We had the opportunity to ask Steve Parr, Corporate Lawyer and Founder at Parr Business Law, the top 7 legal questions we get from buyers/sellers.
Below are his answers. Not one for reading? Skip to the full video at the end! ↓
1. Before someone decides to sell their business, is there any legal work they should do before listing?
Yes, there is, but you’re not going to know what it is until you take a look, as it will be particular to that specific business. What I see a lot of times with owner managed businesses is that they come to me with their books (corporate financial records) and they are not in good shape or properly kept. This will create uncertainly in the deal.
ADVICE: Before signing on or uploading information for your business sale, work with a corporate lawyer to ensure that your books are in good shape, cross all the T’s and dot all the I’s so that you don’t run into any hiccups.
2. Are there special types of lawyers I should use for my business sale?
Yes, lawyers who have done this before. That’s the short answer. You don’t want to be asking your family lawyer, or criminal lawyer, or anyone that practices outside of the corporate law field. M&A work is quite technical, and requires a substantial amount of experience. Additionally, working with a lawyer that you just have a good vibe with is essential, because you’re going to be communicating with this person quite a bit.
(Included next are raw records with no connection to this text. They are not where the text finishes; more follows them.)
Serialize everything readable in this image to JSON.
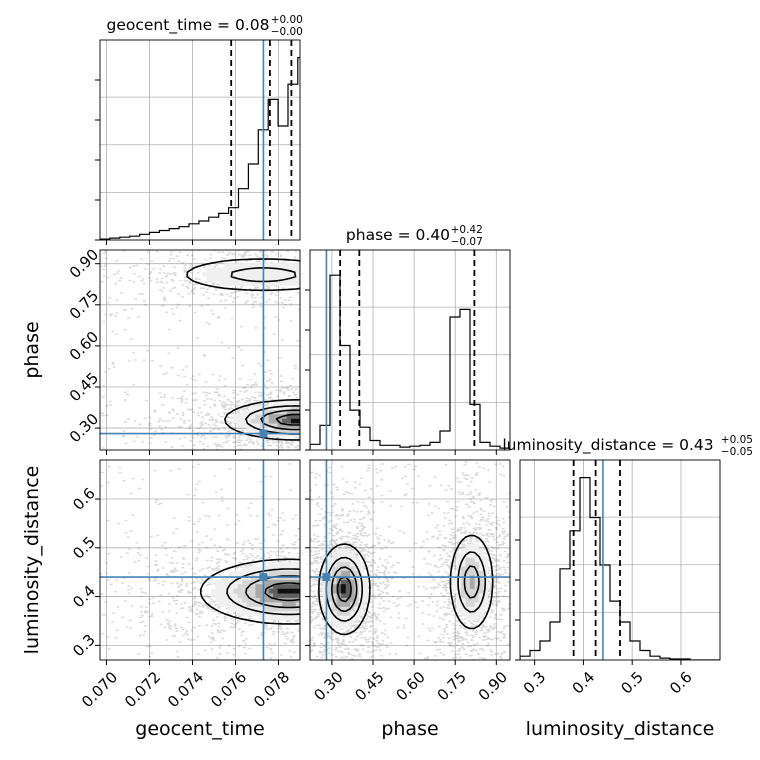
{
  "chart_data": {
    "type": "corner",
    "parameters": [
      "geocent_time",
      "phase",
      "luminosity_distance"
    ],
    "truths": {
      "geocent_time": 0.0773,
      "phase": 0.28,
      "luminosity_distance": 0.44
    },
    "truth_color": "#4682b4",
    "titles": [
      {
        "param": "geocent_time",
        "text": "geocent_time = 0.08",
        "plus": "+0.00",
        "minus": "−0.00"
      },
      {
        "param": "phase",
        "text": "phase = 0.40",
        "plus": "+0.42",
        "minus": "−0.07"
      },
      {
        "param": "luminosity_distance",
        "text": "luminosity_distance = 0.43",
        "plus": "+0.05",
        "minus": "−0.05"
      }
    ],
    "axes": {
      "geocent_time": {
        "label": "geocent_time",
        "range": [
          0.0697,
          0.079
        ],
        "ticks": [
          0.07,
          0.072,
          0.074,
          0.076,
          0.078
        ],
        "tick_labels": [
          "0.070",
          "0.072",
          "0.074",
          "0.076",
          "0.078"
        ]
      },
      "phase": {
        "label": "phase",
        "range": [
          0.22,
          0.95
        ],
        "ticks": [
          0.3,
          0.45,
          0.6,
          0.75,
          0.9
        ],
        "tick_labels": [
          "0.30",
          "0.45",
          "0.60",
          "0.75",
          "0.90"
        ]
      },
      "luminosity_distance": {
        "label": "luminosity_distance",
        "range": [
          0.27,
          0.68
        ],
        "ticks": [
          0.3,
          0.4,
          0.5,
          0.6
        ],
        "tick_labels": [
          "0.3",
          "0.4",
          "0.5",
          "0.6"
        ]
      }
    },
    "histograms": {
      "geocent_time": {
        "quantiles": [
          0.0758,
          0.0776,
          0.0786
        ],
        "bin_edges": [
          0.0697,
          0.07016,
          0.07062,
          0.07108,
          0.07154,
          0.072,
          0.07246,
          0.07292,
          0.07338,
          0.07384,
          0.0743,
          0.07476,
          0.07522,
          0.07568,
          0.07614,
          0.0766,
          0.07706,
          0.07752,
          0.07798,
          0.07844,
          0.0789,
          0.079
        ],
        "counts": [
          0.005,
          0.01,
          0.015,
          0.02,
          0.03,
          0.04,
          0.05,
          0.06,
          0.07,
          0.085,
          0.1,
          0.12,
          0.14,
          0.17,
          0.27,
          0.4,
          0.58,
          0.74,
          0.6,
          0.82,
          0.96
        ]
      },
      "phase": {
        "quantiles": [
          0.33,
          0.4,
          0.82
        ],
        "bin_edges": [
          0.22,
          0.2565,
          0.293,
          0.3295,
          0.366,
          0.4025,
          0.439,
          0.4755,
          0.512,
          0.5485,
          0.585,
          0.6215,
          0.658,
          0.6945,
          0.731,
          0.7675,
          0.804,
          0.8405,
          0.877,
          0.9135,
          0.95
        ],
        "counts": [
          0.03,
          0.13,
          0.92,
          0.55,
          0.21,
          0.12,
          0.05,
          0.025,
          0.025,
          0.015,
          0.02,
          0.025,
          0.04,
          0.1,
          0.7,
          0.74,
          0.24,
          0.04,
          0.02,
          0.01
        ]
      },
      "luminosity_distance": {
        "quantiles": [
          0.38,
          0.425,
          0.475
        ],
        "bin_edges": [
          0.27,
          0.2905,
          0.311,
          0.3315,
          0.352,
          0.3725,
          0.393,
          0.4135,
          0.434,
          0.4545,
          0.475,
          0.4955,
          0.516,
          0.5365,
          0.557,
          0.5775,
          0.598,
          0.6185,
          0.639,
          0.6595,
          0.68
        ],
        "counts": [
          0.02,
          0.05,
          0.1,
          0.2,
          0.48,
          0.68,
          0.96,
          0.75,
          0.5,
          0.31,
          0.2,
          0.1,
          0.05,
          0.02,
          0.01,
          0.005,
          0.005,
          0,
          0,
          0
        ]
      }
    },
    "density_2d": [
      {
        "x": "geocent_time",
        "y": "phase",
        "modes": [
          {
            "x": 0.0788,
            "y": 0.33,
            "sx": 0.0016,
            "sy": 0.035,
            "w": 1.0
          },
          {
            "x": 0.0773,
            "y": 0.86,
            "sx": 0.0022,
            "sy": 0.035,
            "w": 0.45
          }
        ]
      },
      {
        "x": "geocent_time",
        "y": "luminosity_distance",
        "modes": [
          {
            "x": 0.0785,
            "y": 0.41,
            "sx": 0.002,
            "sy": 0.032,
            "w": 1.0
          }
        ]
      },
      {
        "x": "phase",
        "y": "luminosity_distance",
        "modes": [
          {
            "x": 0.345,
            "y": 0.415,
            "sx": 0.045,
            "sy": 0.045,
            "w": 1.0
          },
          {
            "x": 0.81,
            "y": 0.43,
            "sx": 0.04,
            "sy": 0.05,
            "w": 0.75
          }
        ]
      }
    ]
  }
}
ADVICE: When you’re working with an advisor or lawyer, you want to ensure that this is their area of expertise. Ideally, you want to find someone who is very well connected with other types of advisors who work in the same space; business brokers, accountants, insurance advisors - all these individuals come in and play a part in the transaction. Check references, ask candid questions from the get-go and ask around about them.
3. Should I have buyers sign an NDA?
Yes, your company information is confidential and it should be treated as such. It also shows a degree of respect on the buyer side, if they’re serious enough there’s no reason they would refuse to sign an NDA with respect to the information they are about to find out.
ADVICE: Ensure an NDA is signed before buyers access your buyer presentation. (Don’t worry - DealBuilder has this feature built in)
4. What is a common mistake you see sellers make during a transaction?
One is that they may not have considered the consents that are required. For example in a share sale, they are selling all the obligations that company has as well. So, the seller may have entered into all kinds of vendor contracts, leases, things of that nature and so one mistake they might have made is that they need to obtain the consent of the landlords/vendors etc that have relationships with the sellers company. I’ve seen that overlooked and that can really jam up the actual closing of the business transaction and requires extensions and all kinds of headaches.
A bigger one is probably on the tax side of things, where they haven’t consulted with a good tax advisor and perhaps if they are doing a share sale they may not be eligible for lifetime capital gains exemption if they haven’t done their homework.
ADVICE: If you're selling, it’s a long term gain. Earlier you think about these issues, the earlier you can surround yourself with the right business broker, the right tax advisor, the right lawyer, everything’s just going to be so much easier and you will get the outcome that you want.
5. Offers or Letters of Intents (LOI’s) are typically non-binding in a business transaction. How seriously should I consider them?
The general purpose of an LOI or a term sheet is to structure the deal and to save you time, money, and legal fees down the road. So, if you have a letter of intent set up properly that reflects the terms that the parties are intent on pursuing, then it’s just going to save you time. An LOI can be very helpful because (unfortunately) many deals never close because of a lack of certainty or clarity on terms.
ADVICE: Yes, they should be treated seriously. LOI’s usually do include some binding terms, like a non-disclosure confidentiality agreement etc.
6. What is a typical mistake you see a buyer making during a transaction?
Lack of due diligence, or not digging deep enough. This is where a lawyer will become very helpful. Another one is not knowing how to negotiate, not understanding what the appropriate dynamics are for negotiation and how to get more value out of the deal. There are a lot of different ways to structure a deal, and it’s something that shouldn’t be done alone.
ADVICE: Surround yourself with the right people and professionals that help you negotiate and bounce ideas off of. This is going to be very, very useful.
7. How much will hiring a lawyer cost to sell my business?
This is completely dependant on what’s required. Larger businesses will have more complexity and there will be a higher degree of risk. It really varies. With a business that’s worth $200,000, there will be a practical cap on how much you’re willing to spend, because it just doesn’t make sense to spend $20,000 in legal fees. For a really small business, you’re probably looking at around $5,000 and it goes up from there.
ADVICE: The best thing to do is once you’ve had a few chats with different lawyers and figured out who it is you want to work with, they should be able to provide you with a quote. M&A is notoriously open-ended because of course the dynamics of a deal can change all the time. Clients need to be prepared for that and need to be cognizant that this is an area that is going to be very resistant to flat fee arrangements. That said, you should be able to at least get a scope or range of fees from your lawyer.